Les indemnisations FIVA sont aujourd’hui en moyenne inférieures de moitié à ce que donnent en moyenne les juridictions. On pouvait se demander quelle serait l’attitude des tribunaux.

Jusqu’à présent, es magistrats ont été preneurs d’explications sur ce barème, mais ils ont considéré que les juridictions étaient indépendantes et libres de leurs décisions

Quelques TASS maintiennent des montants très bas. Ainsi celui de St Quentin a condamné Power Boiler, tout en n’indemnisant qu’à hauteur de 50% du barème FIVA !

Mais, les décisions de justice les plus récentes se situent en général bien au-dessus des montants accordés par le barème du FIVA. Et la tendance à l’augmentation des indemnisations semble se poursuivre.

Plusieurs juridictions parmi les moins généreuses viennent de majorer le montant des indemnités accordées : c’est le cas du TASS de Lille, des cours d’appel de Douai et de Dijon, du TASS et la Cour d’appel de Bordeaux.

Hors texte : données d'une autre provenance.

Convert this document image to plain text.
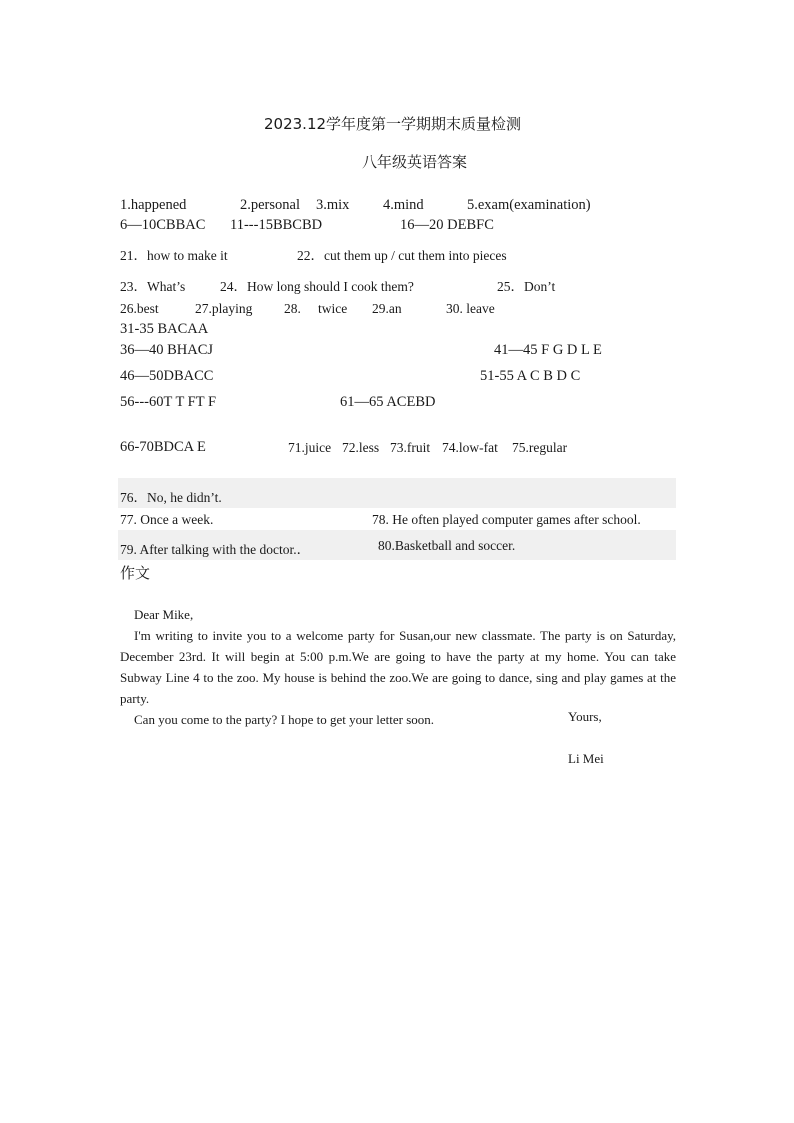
2023.12学年度第一学期期末质量检测
八年级英语答案
1.happened	2.personal 3.mix 4.mind	5.exam(examination)
6—10CBBAC 11---15BBCBD	16—20 DEBFC
21．how to make it	22．cut them up / cut them into pieces
23．What’s	24．How long should I cook them?	25．Don’t
26.best	27.playing 28. twice 29.an	30. leave
31-35 BACAA
36—40 BHACJ	41—45 F G D L E
46—50DBACC	51-55 A C B D C
56---60T T FT F	61—65 ACEBD
66-70BDCA E	71.juice 72.less 73.fruit 74.low-fat 75.regular
76．No, he didn’t.
77. Once a week.	78. He often played computer games after school.
79. After talking with the doctor.．	80.Basketball and soccer.
作文
Dear Mike,
I'm writing to invite you to a welcome party for Susan,our new classmate. The party is on Saturday, December 23rd. It will begin at 5:00 p.m.We are going to have the party at my home. You can take Subway Line 4 to the zoo. My house is behind the zoo.We are going to dance, sing and play games at the party.
Can you come to the party? I hope to get your letter soon.	Yours,
Li Mei
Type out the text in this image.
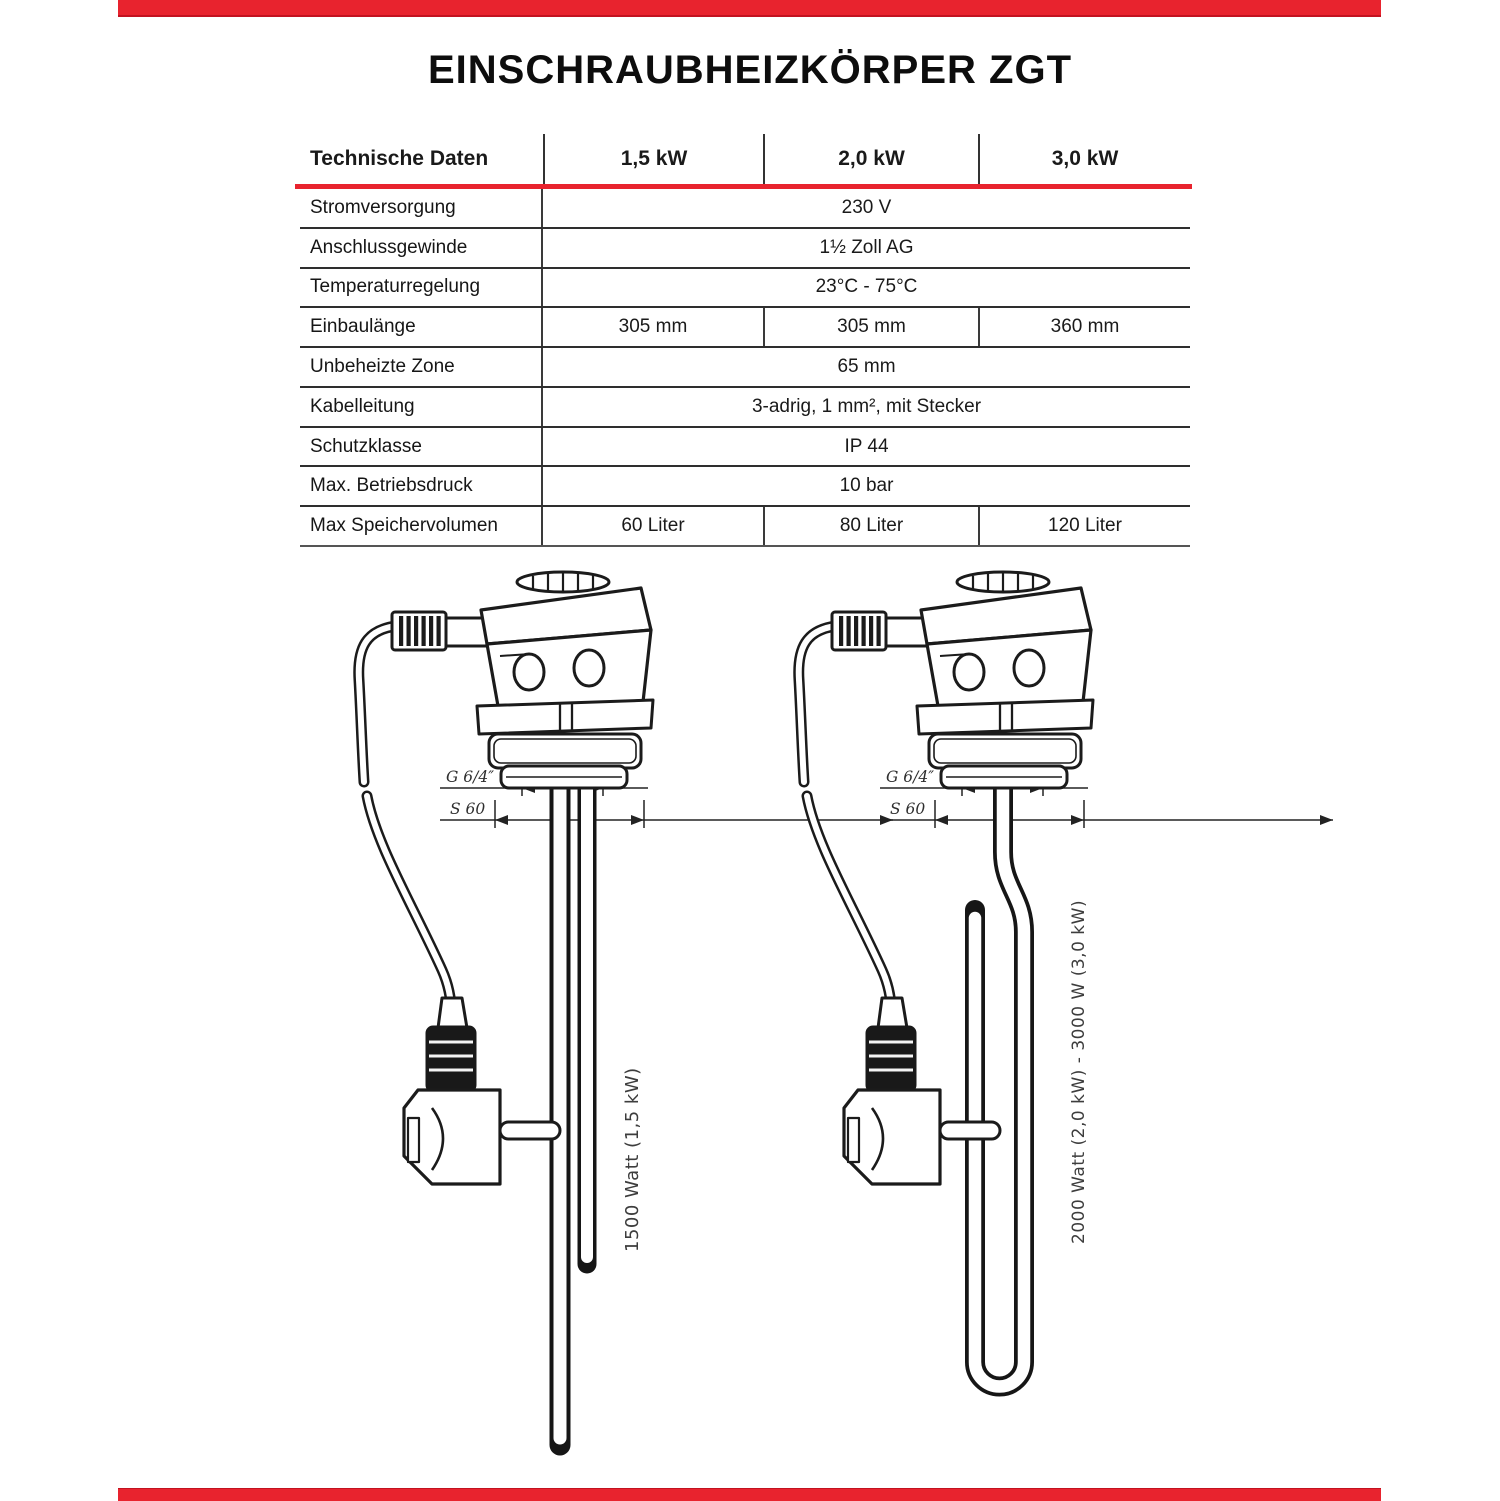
EINSCHRAUBHEIZKÖRPER ZGT
Technische Daten	1,5 kW	2,0 kW	3,0 kW
Stromversorgung	230 V
Anschlussgewinde	1½ Zoll AG
Temperaturregelung	23°C - 75°C
Einbaulänge	305 mm	305 mm	360 mm
Unbeheizte Zone	65 mm
Kabelleitung	3-adrig, 1 mm², mit Stecker
Schutzklasse	IP 44
Max. Betriebsdruck	10 bar
Max Speichervolumen	60 Liter	80 Liter	120 Liter
G 6/4″
S 60
1500 Watt (1,5 kW)
G 6/4″
S 60
2000 Watt (2,0 kW) - 3000 W (3,0 kW)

A l’inverse on ne constate pas à ce jour de fléchissement des niveaux d’indemnisation dans les juridictions les plus favorables.

-  Quelle place pour les actions en faute inexcusable de l’employeur après la création du FIVA ?

Les arrêts du 28 février leur ont donné un nouvel élan, en permettant aux salariés d’avoir davantage de moyens pour poursuivre leur employeur en justice.

Plusieurs jugements récents appliquent les critères de la Cour de cassation à d’autres maladies professionnelles ou à des accidents du travail. Les victimes de l’amiante ont fait évoluer la jurisprudence pour l’ensemble des victimes du travail. Aujourd’hui la majorité des victimes de l’amiante et de leurs ayants droit a le choix entre une action judiciaire et le FIVA, qui offre des indemnisations plus rapides mais souvent moins élevées.

Le rôle des associations est de les informer et de les conseiller en leur disant si une telle action est possible et ce qu’ils pourraient en attendre.

Mais c’est évidemment aux personnes concernées de prendre leur décision.